Diyarbakır'daki saldırının ardından, "Özerklik" beyanlarının ortaya atılmasını da değerlendiren Usta, şöyle dedi: "Demokratikleşme çabalarının bütün Türkiye sathında ve bütün vatandaşlar için verilmesi, demokrasinin ülke topraklarının bütününde hakim kılınması ve bu ülkenin farklı kültürlerine mensup insanlarının ortak malı haline getirilmesi gerekirken, ülkemizin bir bölümüne ve bu ülkeyi birlikte kuran insanların bir kısmına özerklik elbisesi dikmeye çalışmak; sorunları birlikte çözmek yerine çözüme karşı direnç göstermek stratejisinin benimsenmesidir. Derin devletçe üretilen ve tetikçiliğini Ergenekon'un yaptığı "siz bizden değilsiniz" ötekileştirmesine karşı verilen ortak mücadeleye ihanet edercesine "biz, ayrıyız" bildirisi yayımlayanlar; bu ülkedeki herhangi bir kimliği temsil etmek bir tarafa ülkemizi ve insanımızı, "demokrasi ve özgürlük getireceğiz" vaadiyle dünyanın dört bir yanında kanlı işgaller yapan devletlerin at oynatma alanı haline getirecek bir oyunun parçası olmak üzere olduklarının farkına varmalıdır."

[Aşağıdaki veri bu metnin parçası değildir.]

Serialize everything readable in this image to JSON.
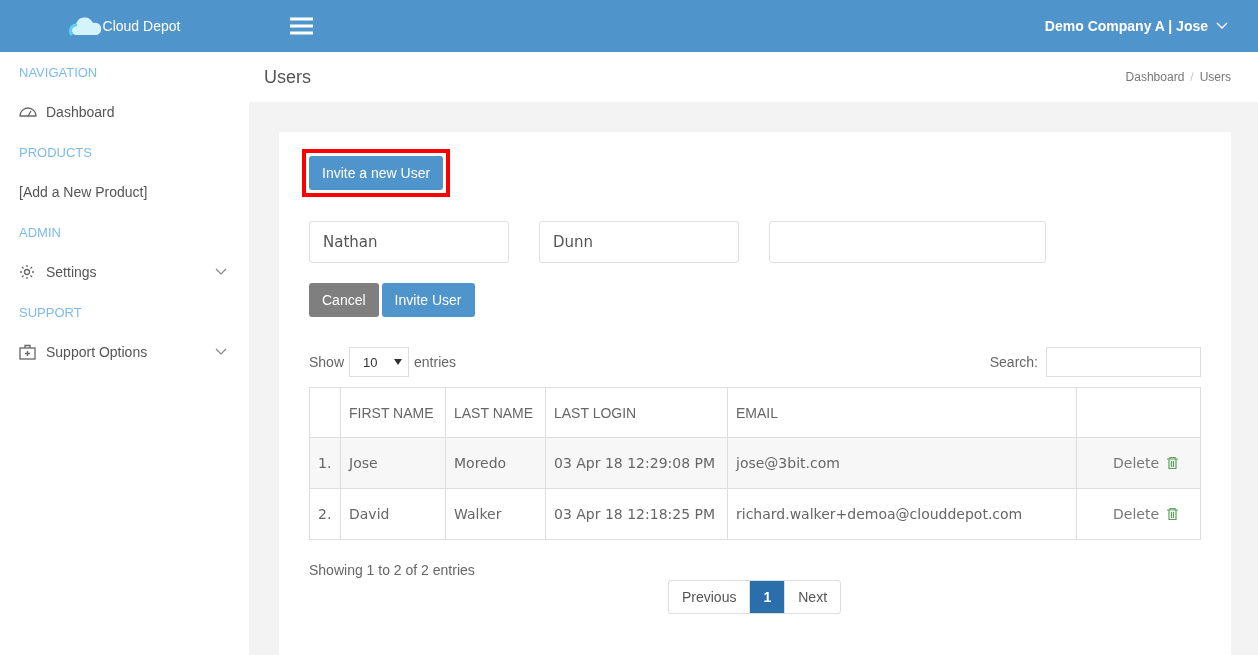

ÇÖZÜM: KARDEŞLİKTE ISRARLI, DEMOKRATİKLEŞMEDE KARARLI TÜRKİYE
Türkiye'nin bugünkü noktada tam ve ileri demokrasi ile tanışamadığını belirten Usta, "Evet, Türkiye henüz temel hak ve özgürlükler açısından olması gereken noktada değildir. Türkiye, henüz çok kültürlülüğe dayalı ortak yaşam konusunda istenilen düzeyde değildir. Türkiye, din ve vicdan hürriyeti açısından henüz tekemmül etmiş demokratik bir olgunluğa erişmemiştir. Ancak, bütün bu alanlarda hukukun evrensel ilkeleriyle ve demokrasinin gerekleriyle uyumlu seviyeye ulaşmak; ülkenin bir bölümünü ve ülke insanın bir kısmını kapsayan yetkisiz demokratik özerklik beyanıyla değil, ülkenin ve ülke insanlarının bütününe yönelik demokrasi iklimini oluşturmakla mümkündür." ifadelerini kullandı. Usta, ötekileştirme politikalarına karşı olduklarını iddia ederken, 'Anayasal ötekilik' anlamına gelen 'özerklik' taleplerini dillendirenlerin, beyanlarının ve bildirilerinin toplum tarafından masum kabul edilmediğini ve 'ötekileştirme politikası heveslilerini' cesaretlendireceğini görmeleri gerektiğini ifade etti. Usta, şöyle devam etti:
"Bu ülkede demokrasiye, hukukun üstünlüğüne ve sorunların çözüm yerinin TBMM olduğuna inanan, bu bildiriye imza atan sivil toplum kuruluşları olarak bizler ve feraset sahibi bütün insanlar; ötekileştirme politikaları ve özerklik beyanları arasında kardeşlik zeminini yok etmek noktasında bir işbirliği olduğunun farkındadır ve kardeşlik zeminini yok etmek isteyenlere fırsat vermemek kararlılığındadır. Çözüm; kardeşlikte ısrarlı, demokratikleşmede kararlı Türkiye."